Berapa lama lagi, TUHAN, aku berteriak, tetapi tidak Kaudengar, aku berseru kepada-Mu: "Penindasan!" tetapi tidak Kautolong? Mengapa Engkau memperlihatkan kepadaku kejahatan, sehingga aku memandang kelaliman? Ya, aniaya dan kekerasan ada di depan mataku; perbantahan dan pertikaian terjadi. Lalu TUHAN menjawab aku, demikian: "Tuliskanlah penglihatan itu dan ukirkanlah itu pada loh-loh, supaya orang sambil lalu dapat membacanya. Sebab penglihatan itu masih menanti saatnya, tetapi ia bersegera menuju kesudahannya dengan tidak menipu; apabila berlambat-lambat, nantikanlah itu, sebab itu sungguh-sungguh akan datang dan tidak akan bertangguh. Sesungguhnya, orang yang membusungkan dada, tidak lurus hatinya, tetapi orang yang benar itu akan hidup oleh percayanya.

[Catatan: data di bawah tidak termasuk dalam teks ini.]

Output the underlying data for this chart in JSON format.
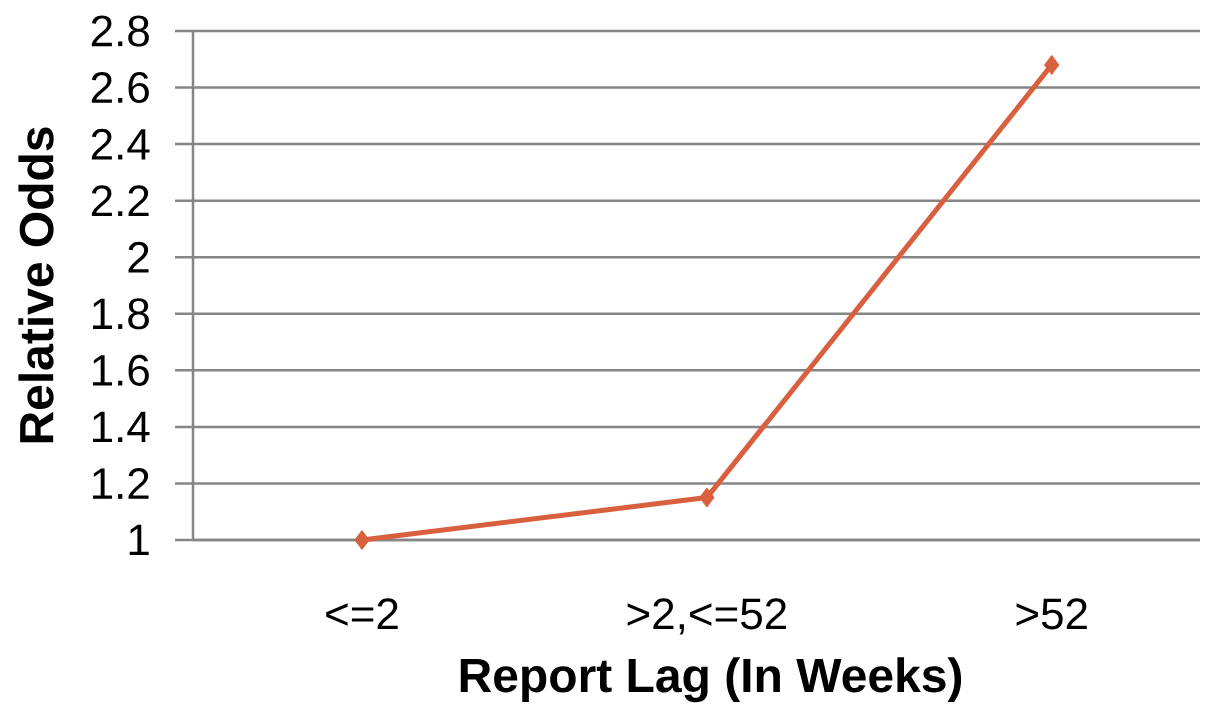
{
  "chart_data": {
    "type": "line",
    "xlabel": "Report Lag (In Weeks)",
    "ylabel": "Relative Odds",
    "categories": [
      "<=2",
      ">2,<=52",
      ">52"
    ],
    "series": [
      {
        "color": "#d9603f",
        "values": [
          1,
          1.15,
          2.68
        ]
      }
    ],
    "ylim": [
      1,
      2.8
    ],
    "yticks": [
      1,
      1.2,
      1.4,
      1.6,
      1.8,
      2,
      2.2,
      2.4,
      2.6,
      2.8
    ],
    "grid": "y",
    "marker": "diamond",
    "line_style": "solid"
  }
}
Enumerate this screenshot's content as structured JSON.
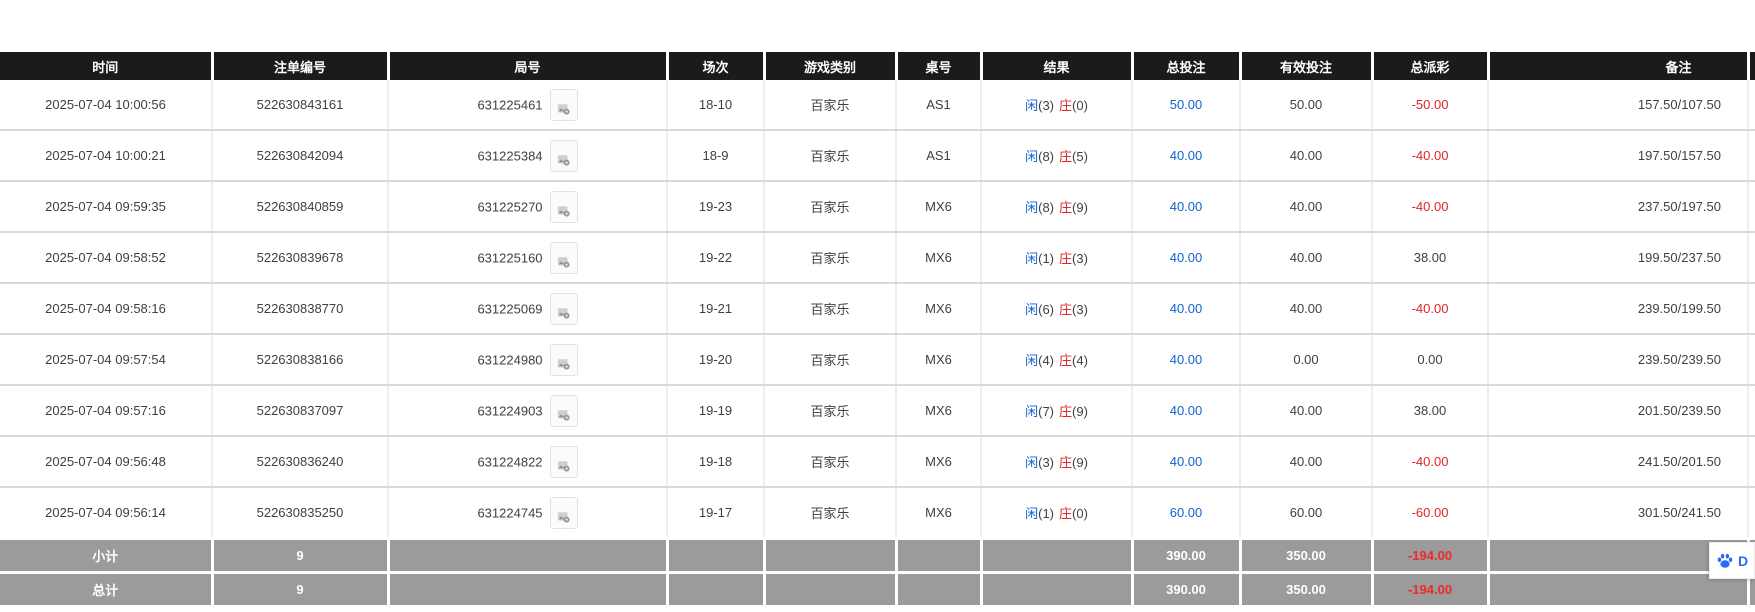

Bacaan II: 2 Tim 1:6-8, 13-14

Karena itulah kuperingatkan engkau untuk mengobarkan karunia Allah yang ada padamu oleh penumpangan tanganku atasmu. Sebab Allah memberikan kepada kita bukan roh ketakutan, melainkan roh yang membangkitkan kekuatan, kasih dan ketertiban. Jadi janganlah malu bersaksi tentang Tuhan kita dan janganlah malu karena aku, seorang hukuman karena Dia, melainkan ikutlah menderita bagi Injil-Nya oleh kekuatan Allah. Peganglah segala sesuatu yang telah engkau dengar dari padaku sebagai contoh ajaran yang sehat dan lakukanlah itu dalam iman dan kasih dalam Kristus Yesus. Peliharalah harta yang indah, yang telah dipercayakan-Nya kepada kita, oleh Roh Kudus yang diam di dalam kita.


Bacaan Injil: Luk 17:5-10

Lalu kata rasul-rasul itu kepada Tuhan: "Tambahkanlah iman kami!" Jawab Tuhan: "Kalau sekiranya kamu mempunyai iman sebesar biji sesawi saja, kamu dapat berkata kepada pohon ara ini: Terbantunlah engkau dan tertanamlah di dalam laut, dan ia akan taat kepadamu." "Siapa di antara kamu yang mempunyai seorang hamba yang membajak atau menggembalakan ternak baginya, akan berkata kepada hamba itu, setelah ia pulang dari ladang: Mari segera makan! Bukankah sebaliknya ia akan berkata kepada hamba itu: Sediakanlah makananku. Ikatlah pinggangmu dan layanilah aku sampai selesai aku makan dan minum. Dan sesudah itu engkau boleh makan dan minum. Adakah ia berterima kasih kepada hamba itu, karena hamba itu telah melakukan apa yang ditugaskan kepadanya? Demikian jugalah kamu. Apabila kamu telah melakukan segala sesuatu yang ditugaskan kepadamu, hendaklah kamu berkata: Kami adalah hamba-hamba yang tidak berguna; kami hanya melakukan apa yang kami harus lakukan."


Renungan

Banyak orang berkata bahwa jaman ini adalah jaman yang penuh kegilaan dan kebobrokan. Oleh sebab itu, orang harus ikut menjadi “gila” supaya bisa bertahan dan kebagian (rejeki). Sebagaimana pada masa nabi Habakuk yang terungkap dalam bacaan I Minggu ini, kebobrokan jaman sekarang terutama tampak dalam semakin merajalelanya tindak kekerasan, pertikaian, ketidakadilan, kemerosotan moral, korupsi, dan segala bentuk penyimpangan lainnya. Berhadapan dengan situasi bobrok dan serba kacau ini, kita sebagai umat beriman Kristiani mungkin saja kehilangan orientasi dan menjadi putus asa: Apakah perlu ikut arus dunia dan ikut menjadi “gila”, ataukah tetap bertahan dalam iman—dan itu berarti mengalami banyak tantangan? Allah sendiri ternyata memberi jawaban tegas supaya kita bertahan, sebab Dia berjanji akan mendatangkan pertolongan “…nantikanlah itu, sebab itu sungguh-sungguh akan datang dan tidak akan bertangguh (Hab 2:3b).” Selain itu Allah pun memberi jaminan kepada kita, “…tetapi orang yang benar itu akan hidup oleh percayanya (Hab 2:4b).”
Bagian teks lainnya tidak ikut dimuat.